Dizer que Inuyasha era o melhor pai do mundo seria uma mentira, mas ele passou a lidar bem com a ideia da gravidez conforme minha barriga crescia. Mostrou-se excessivamente cuidadoso ao pegar Mori pela primeira vez, sem pronunciar uma palavra sequer, os olhos brilhantes. Logo ela se tornou seu maior tesouro.

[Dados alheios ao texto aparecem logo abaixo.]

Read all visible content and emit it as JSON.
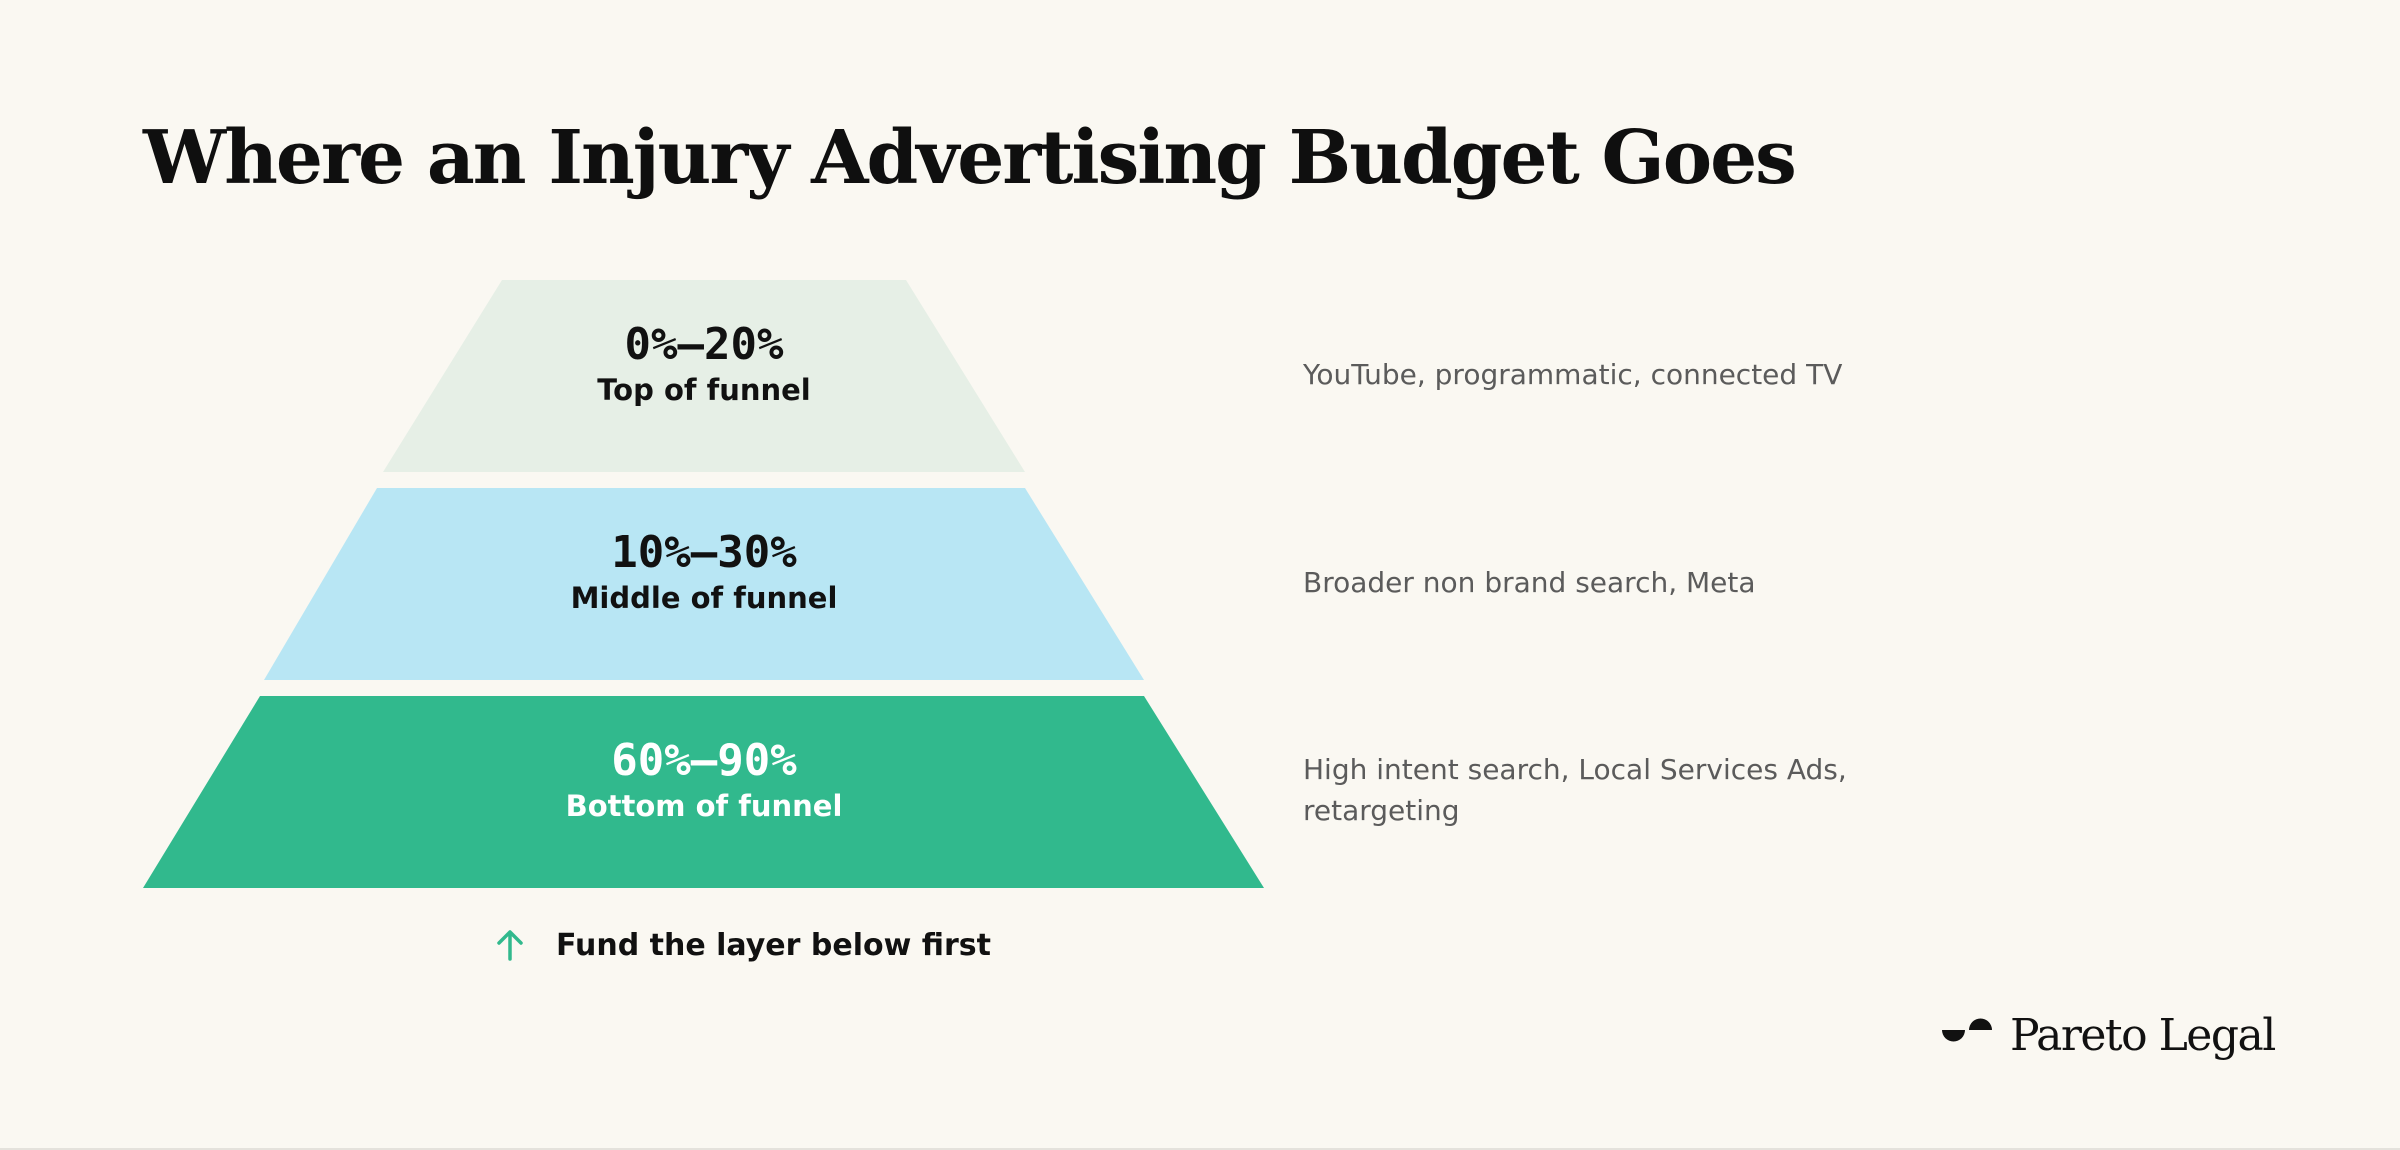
{
  "title": "Where an Injury Advertising Budget Goes",
  "layers": [
    {
      "range": "0%–20%",
      "label": "Top of funnel",
      "channels": "YouTube, programmatic, connected TV",
      "fill_color": "#e6efe6",
      "text_color": "#111111"
    },
    {
      "range": "10%–30%",
      "label": "Middle of funnel",
      "channels": "Broader non brand search, Meta",
      "fill_color": "#b8e6f4",
      "text_color": "#111111"
    },
    {
      "range": "60%–90%",
      "label": "Bottom of funnel",
      "channels": "High intent search, Local Services Ads, retargeting",
      "fill_color": "#31b98d",
      "text_color": "#ffffff"
    }
  ],
  "note": {
    "icon": "arrow-up-icon",
    "text": "Fund the layer below first",
    "icon_color": "#31b98d"
  },
  "brand": {
    "icon": "pareto-legal-logo-mark",
    "name": "Pareto Legal"
  }
}
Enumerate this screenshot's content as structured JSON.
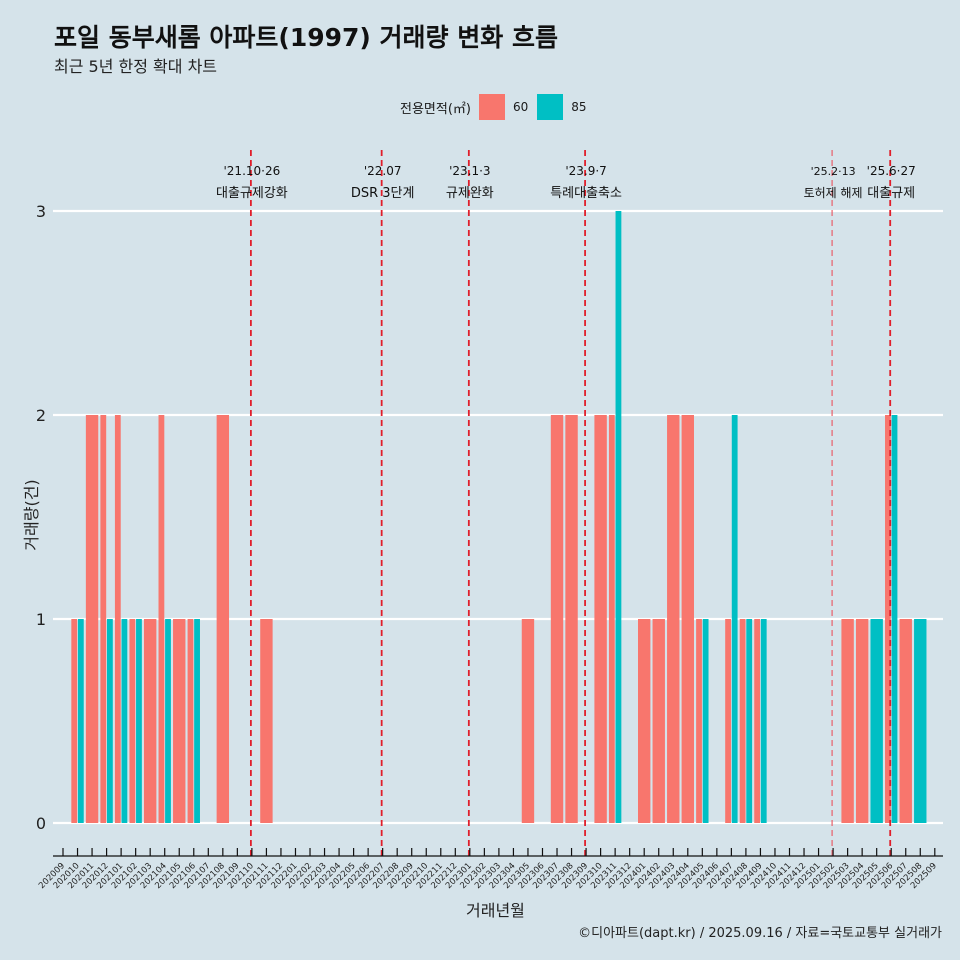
{
  "title": "포일 동부새롬 아파트(1997) 거래량 변화 흐름",
  "subtitle": "최근 5년 한정 확대 차트",
  "caption": "©디아파트(dapt.kr) / 2025.09.16 / 자료=국토교통부 실거래가",
  "legend": {
    "title": "전용면적(㎡)",
    "items": [
      {
        "label": "60",
        "color": "#f8766d"
      },
      {
        "label": "85",
        "color": "#00bfc4"
      }
    ]
  },
  "chart_data": {
    "type": "bar",
    "title": "포일 동부새롬 아파트(1997) 거래량 변화 흐름",
    "xlabel": "거래년월",
    "ylabel": "거래량(건)",
    "ylim": [
      0,
      3
    ],
    "yticks": [
      0,
      1,
      2,
      3
    ],
    "grid": true,
    "legend_position": "top",
    "categories": [
      "202009",
      "202010",
      "202011",
      "202012",
      "202101",
      "202102",
      "202103",
      "202104",
      "202105",
      "202106",
      "202107",
      "202108",
      "202109",
      "202110",
      "202111",
      "202112",
      "202201",
      "202202",
      "202203",
      "202204",
      "202205",
      "202206",
      "202207",
      "202208",
      "202209",
      "202210",
      "202211",
      "202212",
      "202301",
      "202302",
      "202303",
      "202304",
      "202305",
      "202306",
      "202307",
      "202308",
      "202309",
      "202310",
      "202311",
      "202312",
      "202401",
      "202402",
      "202403",
      "202404",
      "202405",
      "202406",
      "202407",
      "202408",
      "202409",
      "202410",
      "202411",
      "202412",
      "202501",
      "202502",
      "202503",
      "202504",
      "202505",
      "202506",
      "202507",
      "202508",
      "202509"
    ],
    "series": [
      {
        "name": "60",
        "color": "#f8766d",
        "values": [
          0,
          1,
          2,
          2,
          2,
          1,
          1,
          2,
          1,
          1,
          0,
          2,
          0,
          0,
          1,
          0,
          0,
          0,
          0,
          0,
          0,
          0,
          0,
          0,
          0,
          0,
          0,
          0,
          0,
          0,
          0,
          0,
          1,
          0,
          2,
          2,
          0,
          2,
          2,
          0,
          1,
          1,
          2,
          2,
          1,
          0,
          1,
          1,
          1,
          0,
          0,
          0,
          0,
          0,
          1,
          1,
          0,
          2,
          1,
          0,
          0
        ]
      },
      {
        "name": "85",
        "color": "#00bfc4",
        "values": [
          0,
          1,
          0,
          1,
          1,
          1,
          0,
          1,
          0,
          1,
          0,
          0,
          0,
          0,
          0,
          0,
          0,
          0,
          0,
          0,
          0,
          0,
          0,
          0,
          0,
          0,
          0,
          0,
          0,
          0,
          0,
          0,
          0,
          0,
          0,
          0,
          0,
          0,
          3,
          0,
          0,
          0,
          0,
          0,
          1,
          0,
          2,
          1,
          1,
          0,
          0,
          0,
          0,
          0,
          0,
          0,
          1,
          2,
          0,
          1,
          0
        ]
      }
    ],
    "annotations": [
      {
        "month": "202110",
        "date": "'21.10·26",
        "label": "대출규제강화",
        "style": "strong"
      },
      {
        "month": "202207",
        "date": "'22.07",
        "label": "DSR 3단계",
        "style": "strong"
      },
      {
        "month": "202301",
        "date": "'23.1·3",
        "label": "규제완화",
        "style": "strong"
      },
      {
        "month": "202309",
        "date": "'23.9·7",
        "label": "특례대출축소",
        "style": "strong"
      },
      {
        "month": "202502",
        "date": "'25.2·13",
        "label": "토허제 해제",
        "style": "light"
      },
      {
        "month": "202506",
        "date": "'25.6·27",
        "label": "대출규제",
        "style": "strong"
      }
    ]
  }
}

Com o tempo, os dois passaram a fazer tudo juntos, desde tomar banho até sair para brincar com ursos na floresta. Seus planos estapafúrdios geralmente me colocavam de cabelos em pé, mas raramente me sentia tentada a impedi-los. Não era capaz de resistir ao olhar pidão daquela menina, não quando ela mexia as orelhinhas caninas com sua falsa expressão de pura tristeza. Imagino que as mães deveriam ser imunes a esse tipo de magia. Mas você também não seria, se sua filha tivesse um par de orelhas tão meigas.